Barnett: The short answer is no. Frontline staff, clinical and administrative leadership, and boards need more grounding in population health principles and strategies, and these need to be embedded not just into community benefit programming, but also into care design, data systems, and management and governance. Another thing they need are metrics to evaluate the impact of a more integrated, strategic approach to community benefit. The metrics they are using now focus primarily on process—the number of people they’ve served for instance. We may not be able to measure aggregate impact at the population health level for several years but we should be measuring ways in which hospitals, public health agencies, and other key community stakeholders are changing the way they do business.
Transforming Care: What else might advance this work?

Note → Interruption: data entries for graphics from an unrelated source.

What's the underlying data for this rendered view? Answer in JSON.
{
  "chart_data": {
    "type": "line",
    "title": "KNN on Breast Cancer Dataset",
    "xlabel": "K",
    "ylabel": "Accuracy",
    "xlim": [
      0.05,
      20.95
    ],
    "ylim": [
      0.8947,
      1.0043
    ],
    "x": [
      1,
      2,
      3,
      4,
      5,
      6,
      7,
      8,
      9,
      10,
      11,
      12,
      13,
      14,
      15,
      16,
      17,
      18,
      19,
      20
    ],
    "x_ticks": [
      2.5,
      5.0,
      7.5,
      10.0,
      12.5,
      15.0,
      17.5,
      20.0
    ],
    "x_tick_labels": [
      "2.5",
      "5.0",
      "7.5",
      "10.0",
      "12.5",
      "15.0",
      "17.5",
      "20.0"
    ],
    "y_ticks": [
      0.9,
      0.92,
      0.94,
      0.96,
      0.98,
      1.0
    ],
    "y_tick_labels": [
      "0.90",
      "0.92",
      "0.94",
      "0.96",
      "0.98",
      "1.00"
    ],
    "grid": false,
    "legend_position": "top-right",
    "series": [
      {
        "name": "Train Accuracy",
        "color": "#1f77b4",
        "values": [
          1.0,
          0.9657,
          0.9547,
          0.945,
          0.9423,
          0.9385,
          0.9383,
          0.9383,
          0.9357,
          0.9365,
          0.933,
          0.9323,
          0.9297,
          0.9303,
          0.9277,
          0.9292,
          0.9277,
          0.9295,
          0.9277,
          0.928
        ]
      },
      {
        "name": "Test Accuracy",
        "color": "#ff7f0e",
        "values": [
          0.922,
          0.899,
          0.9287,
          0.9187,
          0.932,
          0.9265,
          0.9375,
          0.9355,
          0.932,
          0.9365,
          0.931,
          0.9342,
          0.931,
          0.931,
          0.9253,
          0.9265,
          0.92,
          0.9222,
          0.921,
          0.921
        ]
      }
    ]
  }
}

Barnett: I think we need to clarify expectations for defining communities to ensure hospitals are focusing on areas where health disparities are concentrated and we need to find ways of ensuring that opportunities for community input are meaningful. Right now hospitals are not required to post their implementation strategies on their sites, as is the case for their CHNAs. So it is difficult to build an environment of shared ownership where diverse stakeholders can participate in the design process. When implementation plans aren’t publicly disclosed, we encourage community stakeholders to ask hospitals these four questions: How are you defining your community? How are you engaging community stakeholders? How are you setting your priorities and with whom? And what is the geographic focus of your implementation strategies? Those four questions serve as an important starting point for improving practices in the field, not just by hospitals, but by all who share ownership for improving health and well-being in our communities.
Interviewed by Sarah Klein and Martha Hostetter.